Comme l’écrivait saint Jean Chrysostome, « Lorsqu’est célébrée la Divine Liturgie, ce n’est pas un homme qui opère les choses offertes, mais c’est le Christ Lui-même qui est présent, Lui qui a sanctifié cette offrande » (Homélie sur la trahison de Judas). Mais ce Christ présent ne descend pas “magiquement” sur la terre : c’est nous qui sommes élevés vers Lui dans l’acte liturgique.

Le sacré chrétien n’est pas magique, il est eschatologique

Ce déplacement théologique est capital. Car il permet de distinguer clairement la sanctification chrétienne d’une sacralisation magique. Dans le paganisme ancien — et parfois dans des formes religieuses corrompues — la notion de sacré repose sur une séparation : certains lieux, certains objets, certaines personnes sont dits “sacrés” parce qu’ils sont mis à part, investis d’un pouvoir mystérieux, parfois dangereux. On y voit une présence divine localisée, une puissance qui peut être invoquée, manipulée, possédée. Ce sacré-là est un sacré magique, et Schmemann le rejette vigoureusement.

Or, dans la foi orthodoxe, la sanctification est de nature toute différente : elle ne consiste pas à rendre certains éléments du monde plus sacrés que d’autres par un acte ritualiste, mais à dévoiler en eux le dessein de Dieu pour la création toute entière. L’autel n’est pas sacré en soi — au sens où il contiendrait une puissance mystérieuse — mais il l’est parce qu’il révèle le Royaume, parce qu’il est le lieu de l’élévation de l’Église, de sa montée vers le Christ, de son offrande eucharistique. Le baiser que le prêtre donne à l’autel, l’inclination devant lui, ne sont pas des gestes de vénération matérielle, mais des actes de reconnaissance symbolique : cet autel est le signe de la réalité eschatologique à laquelle nous sommes appelés.

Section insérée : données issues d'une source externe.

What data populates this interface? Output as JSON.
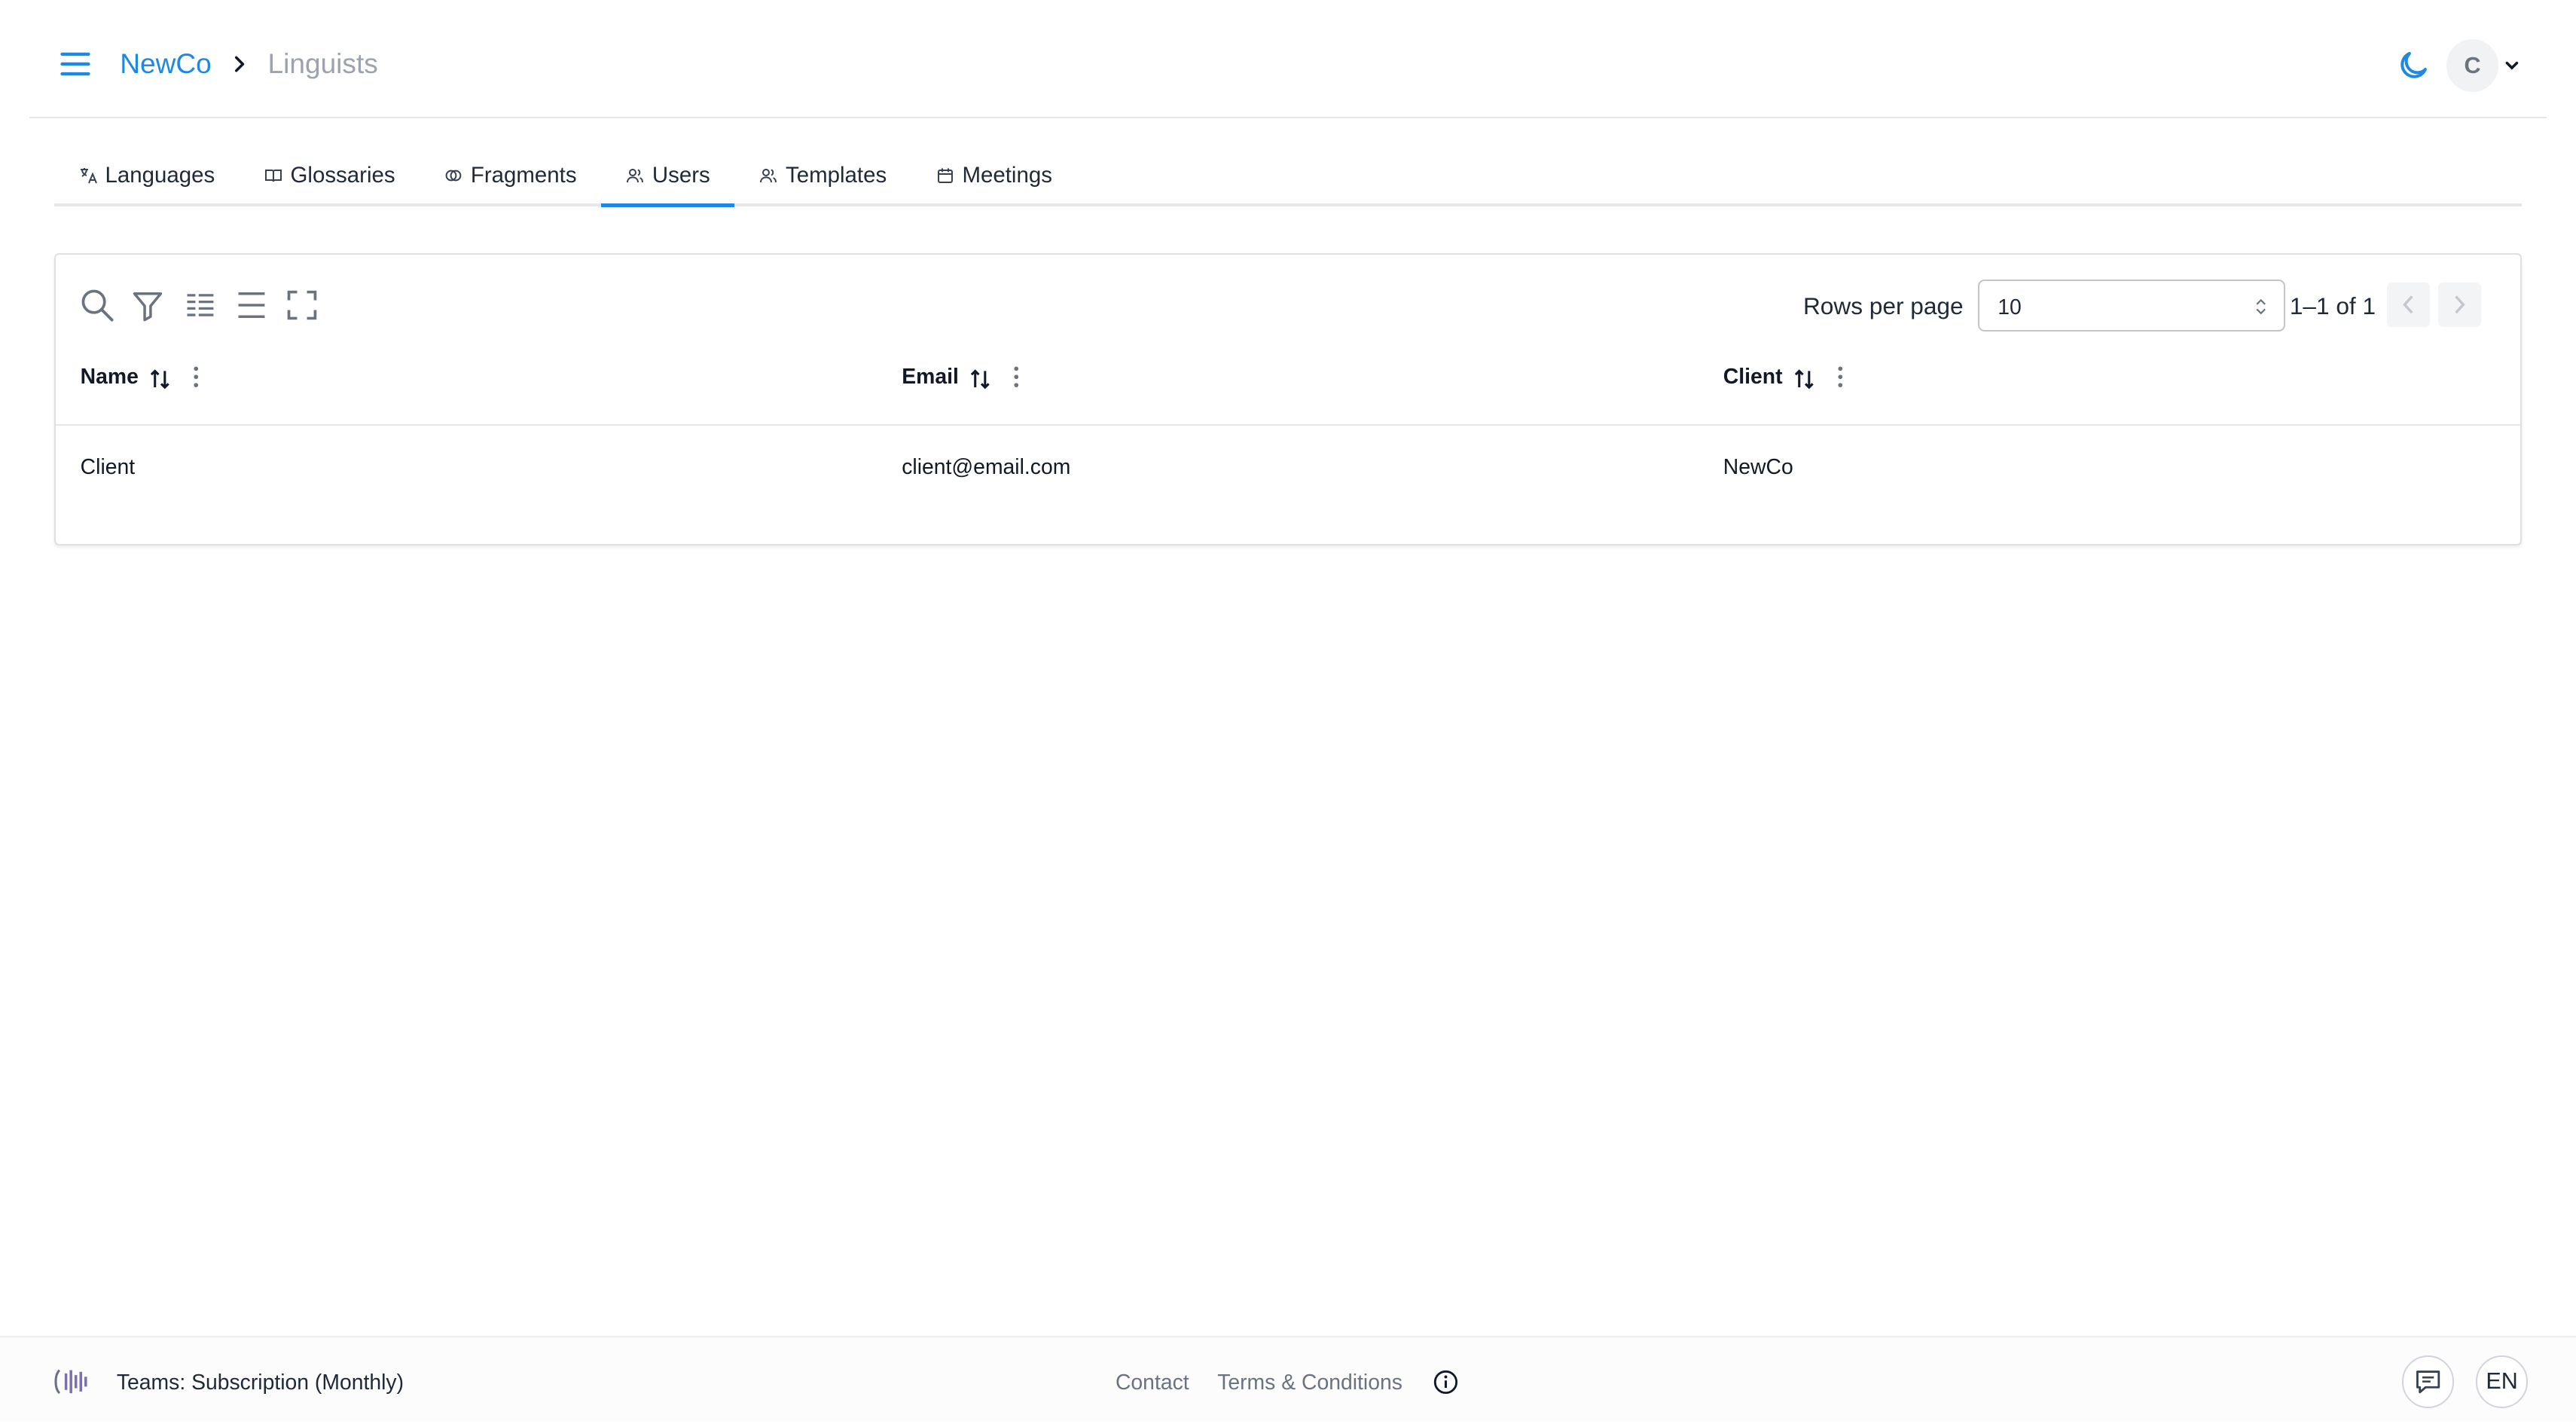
{
  "header": {
    "breadcrumb_home": "NewCo",
    "breadcrumb_current": "Linguists",
    "avatar_initial": "C",
    "accent_color": "#1e88e5"
  },
  "tabs": [
    {
      "label": "Languages",
      "icon": "translate-icon"
    },
    {
      "label": "Glossaries",
      "icon": "book-icon"
    },
    {
      "label": "Fragments",
      "icon": "fragments-icon"
    },
    {
      "label": "Users",
      "icon": "users-icon",
      "active": true
    },
    {
      "label": "Templates",
      "icon": "users-icon"
    },
    {
      "label": "Meetings",
      "icon": "calendar-icon"
    }
  ],
  "table": {
    "toolbar_icons": [
      "search-icon",
      "filter-icon",
      "columns-icon",
      "density-icon",
      "fullscreen-icon"
    ],
    "rows_per_page_label": "Rows per page",
    "rows_per_page_value": "10",
    "range_text": "1–1 of 1",
    "columns": [
      "Name",
      "Email",
      "Client"
    ],
    "rows": [
      {
        "name": "Client",
        "email": "client@email.com",
        "client": "NewCo"
      }
    ]
  },
  "footer": {
    "plan": "Teams: Subscription (Monthly)",
    "contact": "Contact",
    "terms": "Terms & Conditions",
    "language": "EN"
  }
}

Cela rejoint le cri du Prophète Isaïe : « Monte sur une haute montagne, toi qui annonces la bonne nouvelle à Sion ! Élève avec force ta voix… » (Is 40,9). La liturgie elle-même est cette montée — et non un abaissement du Royaume dans l’ombre du monde.

La sanctification comme dévoilement du plan divin

Tout est là : la sanctification chrétienne est un dévoilement. Elle rend visible, à travers les signes, ce que le monde a oublié à cause du péché : que la création entière a été voulue comme temple, comme icône du Royaume, comme espace de communion. Le péché, rappelle Schmemann, a précisément consisté à arracher le monde à son orientation vers Dieu, à faire de ce monde une fin en soi, un absolu séparé de sa source et de sa finalité. C’est cette rupture ontologique qui a conduit à la mort, à la désintégration, à la profanation.

Mais par l’Église, et en particulier par la célébration eucharistique, le monde est rappelé à sa vocation première. L’autel devient alors le centre d’une cosmologie restaurée : non pas un “objet sacré”, mais le point de convergence de la création transfigurée, élevée dans le Christ vers le Père. Comme l’écrivait saint Maxime le Confesseur :

« Le monde entier est un autel, et l’homme est prêtre de la création. Il offre le monde à Dieu en action de grâce, pour que Dieu le sanctifie par sa présence » (Mystagogie).

C’est pourquoi la liturgie n’est pas un théâtre sacré, mais une entrée réelle dans le mystère de la vie divine, une anticipation du Royaume dans la chair du monde. La vénération liturgique n’est donc jamais adressée à la matière pour elle-même, mais à ce qu’elle épiphanie — ce qu’elle manifeste silencieusement : le monde restauré, transfiguré, offert.

Et c’est pourquoi l’Église, en s’approchant de l’autel, s’élève vers le Royaume, et ressort de la liturgie transformée en “ciel sur la terre”, selon les mots mêmes de Schmemann. Le dernier mot n’est pas celui du rite, mais celui du témoignage : « Ce que l’œil n’a pas vu, ce que l’oreille n’a pas entendu, ce qui n’est pas monté au cœur de l’homme, voilà ce que Dieu a préparé pour ceux qui l’aiment » (1 Co 2,9).